[The following is a poem that I wrote in a creative writing class during my junior year of college. It's not my best work, but I wanted to share it with you today.]
Unchanged
Third period, fingers fly on my calculator
as I take my business calculus exam.
My world is derivatives,
predictable change.
Each problem has its answer.
The bell rings and echoes through the locker-lined hall
as it dismisses me to fourth period.
I reassure myself I did well on the test
as I walk to concert choir.
Nothing seems different about that long hallway to the music wing;
it’s the same channel to my escape from Chaucer, equations,
and beakers brimming with hydrochloric acid.
I enter the classroom
to find it overturned.
No one is in their usual place.
Today’s lesson plans have changed.
Panicked voices fill the room like poison gas
as the newscaster’s voice blares from the television.

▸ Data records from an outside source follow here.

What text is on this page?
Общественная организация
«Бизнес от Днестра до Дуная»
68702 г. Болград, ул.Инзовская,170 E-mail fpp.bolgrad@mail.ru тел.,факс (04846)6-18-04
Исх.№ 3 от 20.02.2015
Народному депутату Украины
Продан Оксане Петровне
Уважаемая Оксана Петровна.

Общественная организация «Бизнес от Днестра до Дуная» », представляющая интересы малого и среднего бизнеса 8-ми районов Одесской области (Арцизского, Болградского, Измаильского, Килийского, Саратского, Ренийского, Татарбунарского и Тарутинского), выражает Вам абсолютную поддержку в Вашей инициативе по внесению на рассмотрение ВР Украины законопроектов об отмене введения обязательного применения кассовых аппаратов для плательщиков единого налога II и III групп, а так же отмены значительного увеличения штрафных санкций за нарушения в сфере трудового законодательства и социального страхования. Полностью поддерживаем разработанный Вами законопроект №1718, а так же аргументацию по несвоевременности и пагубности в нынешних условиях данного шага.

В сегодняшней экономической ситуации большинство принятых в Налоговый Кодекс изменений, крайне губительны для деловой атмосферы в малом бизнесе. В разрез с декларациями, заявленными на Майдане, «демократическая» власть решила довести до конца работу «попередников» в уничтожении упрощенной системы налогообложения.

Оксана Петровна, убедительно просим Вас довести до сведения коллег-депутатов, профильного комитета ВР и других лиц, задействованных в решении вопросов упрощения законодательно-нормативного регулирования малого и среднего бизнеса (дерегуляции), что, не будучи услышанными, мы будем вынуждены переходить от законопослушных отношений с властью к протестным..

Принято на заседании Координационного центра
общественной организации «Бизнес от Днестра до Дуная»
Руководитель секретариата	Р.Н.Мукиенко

I watch life in slow-motion.
The classroom is now foreign.
An alto struggles for air in between sobs
A group of three surrounds her, offer their comfort.
Her father
is away
on business.
Cheeks flushed and damp with tears.
Some students, wearing faces of stone, sit and stare at CNN.
Some are talking in hushed tones, filling in details on the breaking news.
I watch the replay.
A plane interrupts the pristine blue sky with an explosion of brilliant fire.
The replay.
Monstrous gray clouds of smoke smother the morning.
The replay.
Running in droves from the fallen skyline, people scream and ask God, “Why?”
The malevolent scene is burned into my brain.
We have entered a new world.
A world where flags wave above every doorstep, yellow ribbons adorn
almost every minivan, car, and truck.
Is this new world
really so different?
Or do we just feel better believing
it is somehow changed?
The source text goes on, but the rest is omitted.